Мира поискала и нашла, обычная трёхлитровая банка с крышкой и приклеенной бумажкой с надписью «чабрец», рядом такая же с мятой и ещё с какой-то травой, Мира понюхала, пахло вкусно, но добавлять в чай побоялась.

Через час дедушка закончил свой рассказ. Мира водила пальцем по листу бумаги. На нём дедушкиной рукой была изображена схема, где находятся её деньги, и будут впоследствии деньги дедушки. Не обойдётся без потерь, это Мира видела и без пояснений деда, но основной капитал будет сохранён и достанется Мире, как и положено ей по праву рождения, по праву единственной наследницы, единственной внучки, девочки, оставшейся без семьи слишком рано и слишком страшно, девочки, которую любит дедушка, и всегда будет любить.

— Значит, я зря прилетела, — Мира вздохнула. — Зря подумала на Максима…

— Не зря. Ты защищала свои интересы, при этом предпочла разобраться в ситуации, не поддалась эмоциям.

— Я же уехала, ничего не сказав!

— А если бы сказала? Если бы Максим, и правда, разорял тебя, что бы было? — помолчал, выжидающе смотря на внучку. — То-то же. Ты приняла верное решение, позаботилась о своём будущем, о своей безопасности, приехав в место, где тебя точно не обманут… вот только я не вечный, девочка.

— Мне всё-таки стоит закончить экономический? Управленческий..? — Мира вздохнула.

— Стоит разобраться с тем, как это работает, — дедушка улыбнулся. — Ты можешь учиться у меня, у Целестины или даже у своего мужа, он дельный парень, хваткий.

— Мне не хочется…

— Скажи, ты ездишь на машинах?

— Я не умею водить, ты же знаешь.

— Но ты ездишь с водителем. Знаешь, где располагается водитель, а где ты, как пассажир, знаешь, что надо пристегнуться и пристёгиваешься, поглядываешь на скоростной режим и не сядешь с пьяным водителем. Так?

— Так.

— Я не прошу от тебя большего. Поверь, я найду способ защитить тебя, твоё будущее, твои деньги, даже после смерти, но ты всё равно должна понимать, что водитель не должен быть пьяным, а ремни безопасности не для красоты.
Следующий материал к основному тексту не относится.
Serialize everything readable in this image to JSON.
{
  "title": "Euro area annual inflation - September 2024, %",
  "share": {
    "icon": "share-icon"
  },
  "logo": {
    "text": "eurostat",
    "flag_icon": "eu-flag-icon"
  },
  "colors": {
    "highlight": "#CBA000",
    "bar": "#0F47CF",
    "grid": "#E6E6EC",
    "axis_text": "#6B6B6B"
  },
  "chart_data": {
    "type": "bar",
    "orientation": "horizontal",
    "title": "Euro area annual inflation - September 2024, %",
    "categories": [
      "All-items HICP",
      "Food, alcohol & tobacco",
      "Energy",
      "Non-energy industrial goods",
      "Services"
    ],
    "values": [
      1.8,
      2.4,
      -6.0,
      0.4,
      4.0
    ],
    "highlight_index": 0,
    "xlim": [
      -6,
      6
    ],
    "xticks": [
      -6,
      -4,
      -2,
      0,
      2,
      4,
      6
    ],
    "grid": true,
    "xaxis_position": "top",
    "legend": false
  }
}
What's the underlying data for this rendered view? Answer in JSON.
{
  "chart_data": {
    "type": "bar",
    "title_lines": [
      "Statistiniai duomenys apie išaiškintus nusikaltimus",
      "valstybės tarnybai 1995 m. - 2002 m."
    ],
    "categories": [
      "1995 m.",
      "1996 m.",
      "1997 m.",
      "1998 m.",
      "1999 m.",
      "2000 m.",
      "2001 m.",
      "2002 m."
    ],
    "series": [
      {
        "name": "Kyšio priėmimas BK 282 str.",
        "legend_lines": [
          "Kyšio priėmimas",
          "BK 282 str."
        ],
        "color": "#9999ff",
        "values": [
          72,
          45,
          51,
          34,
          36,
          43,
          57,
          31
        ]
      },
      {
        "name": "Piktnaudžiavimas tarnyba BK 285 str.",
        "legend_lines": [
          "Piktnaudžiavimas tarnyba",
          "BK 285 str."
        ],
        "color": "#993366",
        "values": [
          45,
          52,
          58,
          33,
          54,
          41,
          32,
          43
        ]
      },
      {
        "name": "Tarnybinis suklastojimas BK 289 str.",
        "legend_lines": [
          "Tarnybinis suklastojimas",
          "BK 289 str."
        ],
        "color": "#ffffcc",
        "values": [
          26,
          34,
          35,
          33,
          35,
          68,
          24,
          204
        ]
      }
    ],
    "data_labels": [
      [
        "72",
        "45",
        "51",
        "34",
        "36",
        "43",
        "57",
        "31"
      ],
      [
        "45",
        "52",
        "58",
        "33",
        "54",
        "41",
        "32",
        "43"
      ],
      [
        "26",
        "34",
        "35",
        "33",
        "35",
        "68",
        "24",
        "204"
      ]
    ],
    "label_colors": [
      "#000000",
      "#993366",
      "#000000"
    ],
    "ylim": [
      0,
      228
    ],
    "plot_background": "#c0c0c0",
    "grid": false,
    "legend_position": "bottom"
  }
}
А потом можешь открыть свой ресторан, даже сеть, когда ты этого захочешь.

«Когда ты этого захочешь» прозвучало, как решённый вопрос. Мира захочет открыть не только свой ресторан, но и целую сеть… Мира улыбнулась, не стала говорить дедушке, что она не хочет открывать даже бистро, не то что, целую сеть.

— Всему своё время, девочка, — дедушка засмеялся. — Давай прогуляемся перед обедом?

— Давай.

Были сумерки, полупрозрачные, с морозцем, паром от дыхания, звенящей тишиной. Мира забыла, насколько здесь тихо, сюда не долетали звуки горнолыжного курорта, не заходили туристы. Дикие звери, если и были, обходили стороной жилище человека, сотовый телефон не брал. Даже охраны здесь было мало, никто не стоял за спиной, и не сновала прислуга.